Im April hatte die „OÖ-Krone“ die Geschichte aufgedeckt: Der abgewählte Bürgermeister von Schärding, Franz Angerer, soll von 2015 bis 2021 soll er zur Pension auch das Gehalt eines Vollzeit-Bürgermeisters statt der Gage eines Teilzeit-Stadtchefs bezogen haben. Nach längerem Hin und Her zahlte Angerer jetzt das zu viel erhaltene Geld zurück.
Nach seiner Ablöse bei der Wahl im September 2021 war Wirbel um den ehemaligen ÖVP-Bürgermeister von Schärding entbrannt, weil er sechs Jahre lang zusätzlich zur Pension aus seiner früheren Tätigkeit als Lehrer das volle Bürgermeistergehalt bezogen haben soll. Nun einigte sich der Ex-Politiker einvernehmlich mit der Gemeinde und zahlte die Überbezüge zurück. Das berichtete die Stadtgemeinde am Montag.

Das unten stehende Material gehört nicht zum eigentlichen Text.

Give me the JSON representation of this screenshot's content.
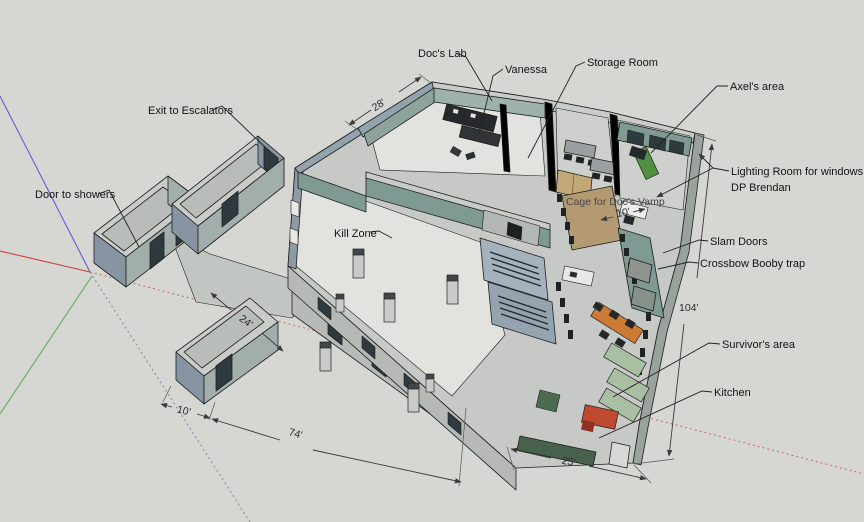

Die OÖ. Gemeindeordnung sieht für Bürgermeister, die bereits Pension beziehen, nur ein Teilzeitbürgermeistergehalt vor, Franz Angerer bezog aber ein Vollzeitgehalt. Nach einer Neuaufrollung seiner Bezüge habe er nun den Differenzbetrag für die vergangenen drei Jahre in der Höhe von 62.228,80 Euro an die Stadtgemeinde zurückgezahlt, hieß es. Verjährte Beträge überwies Angerer - ohne dazu verpflichtet zu sein - an die Freiwillige Feuerwehr und die Kindergärten der Stadt.
„18 Jahre galt mein ganzes Tun und Engagement der Stadt Schärding. Nichts lag mir ferner, als diese bewusst zu schädigen“, hielt Angerer fest. „Im Sinne der Gemeindebürger bin ich froh, dass wir ohne Streit und ohne Gericht eine für beide Seiten akzeptierte Lösung gefunden haben“, betonte der nunmehrige Bürgermeister Günter Streicher (SPÖ). Die Vorgangsweise werde vom Stadtrat einstimmig mitgetragen. Der Österreichische Gemeindebund und das Land Oberösterreich waren in die Gespräche eingebunden.